Review: ‘McLaren’ Hits Emotional High Gear With Subject’s Final Moments
From the wreckers yard of Smash Palace and, more recently, Anthony Hopkins traveling all the way from Invercargill with his “motorsickle”, automotive iconography has popped up frequently in the films of Roger Donaldson. I’ll even lump in Kevin Costner rolling over the bonnet of a moving car in No Way Out, a risky use of his lead that apparently didn’t endear Donaldson to studio execs, but epitomises a “roll up your sleeves and just bloody get on with it” attitude shared by both the New Zealand film industry and motorsport legend Bruce McLaren, the subject of Donaldson’s first documentary feature.
McLaren’s journey from New Zealand beach rallies to the pinnacle of motor racing in both Grands Prix and Les Mans would be an unlikely enough tale merely as a driver. That he founded one of the world’s most successful motor racing teams, displaying enormous analytical and managerial nous, makes his life story all the more remarkable – and his untimely passing all the more tragic.
Donaldson charts McLaren’s life with an expected mix of archival content, the odd re-enactment, and interviews with colleagues and peers as he whips through the impressively long list of McLaren’s achievements. The results are interesting, if not hugely insightful, the main takeaways being his passion and talent, and loyalty he inspired around him. McLaren’s many wins entertain in gentle fashion, until Donaldson hits emotional high gear with his subject’s final moments and their aftermath.

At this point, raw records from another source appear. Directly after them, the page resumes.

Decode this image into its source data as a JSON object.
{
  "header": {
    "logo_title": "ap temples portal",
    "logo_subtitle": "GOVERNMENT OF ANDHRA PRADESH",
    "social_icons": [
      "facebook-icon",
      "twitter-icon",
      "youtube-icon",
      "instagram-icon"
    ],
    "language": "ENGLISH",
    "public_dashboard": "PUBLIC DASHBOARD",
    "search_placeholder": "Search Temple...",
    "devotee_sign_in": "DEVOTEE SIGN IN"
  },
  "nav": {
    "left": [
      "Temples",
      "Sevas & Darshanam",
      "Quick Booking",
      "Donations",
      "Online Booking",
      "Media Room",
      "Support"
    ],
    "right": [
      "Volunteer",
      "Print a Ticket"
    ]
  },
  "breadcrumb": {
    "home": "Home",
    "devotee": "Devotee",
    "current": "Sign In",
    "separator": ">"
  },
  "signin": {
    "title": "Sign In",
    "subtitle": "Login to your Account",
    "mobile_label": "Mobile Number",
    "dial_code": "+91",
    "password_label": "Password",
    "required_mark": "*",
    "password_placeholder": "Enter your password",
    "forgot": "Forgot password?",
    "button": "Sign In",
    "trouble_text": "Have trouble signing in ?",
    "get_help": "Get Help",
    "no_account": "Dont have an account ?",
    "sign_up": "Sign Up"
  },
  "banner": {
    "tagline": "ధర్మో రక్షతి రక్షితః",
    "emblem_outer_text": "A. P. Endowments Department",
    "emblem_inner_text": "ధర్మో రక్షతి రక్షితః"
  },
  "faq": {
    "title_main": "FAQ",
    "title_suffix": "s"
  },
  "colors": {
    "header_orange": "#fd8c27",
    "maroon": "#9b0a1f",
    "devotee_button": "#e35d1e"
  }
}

McLaren stands as more a celebration than sombre eulogy, though, and should hold differing types of appeal to various generations. For older viewers it’ll be the familiar story of one of their fallen heroes, while others may gravitate to the mid-20th Century motorsport environment – a bygone era when Formula 1 didn’t cost teams hundreds of millions of dollars a year, and a bunch of Kiwis could dominate the world in a manner that would be impossible today.